FDA officials were unavailable for comment Jan. 25.

The antibiotic effect of the beads lasts about three days, Keough said. After that, they are removed and can be replaced with new beads.

Antibiotic beads will be particularly important for combat medicine, Covey said, because many traumatic injuries in Iraq and Afghanistan are caused by powerful blasts that blow shrapnel, mud, animal waste, debris and sand deep into a wound normally much larger than a civilian traumatic wound.

Military doctors often don’t have the ability or the time to find and remove all the foreign matter, especially during mass-casualty events, Covey said.

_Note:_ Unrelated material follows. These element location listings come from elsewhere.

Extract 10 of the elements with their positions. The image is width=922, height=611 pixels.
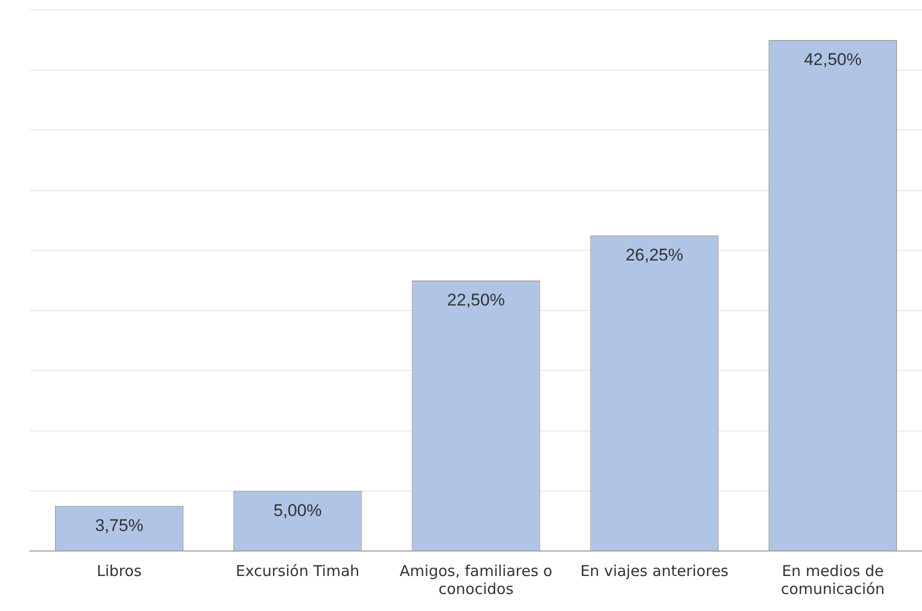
x-tick-label: En viajes anteriores xyxy=(580,562,729,580)
x-tick-label: Amigos, familiares o conocidos xyxy=(400,562,552,598)
data-label: 3,75% xyxy=(95,516,144,536)
x-tick-label: Excursión Timah xyxy=(236,562,360,580)
x-tick-label: Libros xyxy=(96,562,142,580)
data-label: 42,50% xyxy=(804,50,862,70)
data-label: 22,50% xyxy=(447,290,505,310)
data-label: 26,25% xyxy=(626,246,684,265)
x-tick-label: En medios de comunicación xyxy=(780,562,885,598)
data-label: 5,00% xyxy=(274,501,322,520)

As injured tissue inside the wound gradually dies, bacteria blown into the body feast on it; virulent infection can quickly set in.

“Dead tissue is food for bacteria,” Covey said.

Once they take root, infections can become chronic, Covey said, and eventually lead to loss of muscle tissue and limb function, amputations and even death.

“Some you can’t stop for months,” he said. “It has a direct effect on rehabilitation.”

Covey said that infection rates have climbed above 40 percent for combat orthopedic injuries in Iraq and Afghanistan. Infection rates for civilian traumatic injuries are normally less than 5 percent.

Antibiotic beads are not new; they have been used by civilian doctors for almost 30 years, but doctors have always made their own because they have never been commercially available.

Lt. Cmdr. Sonya Waters, an orthopedic surgery resident at National Naval Medical Center Bethesda, Md., and a Navy diver, said she finds herself making beads on operating-room tables as often as five times per week.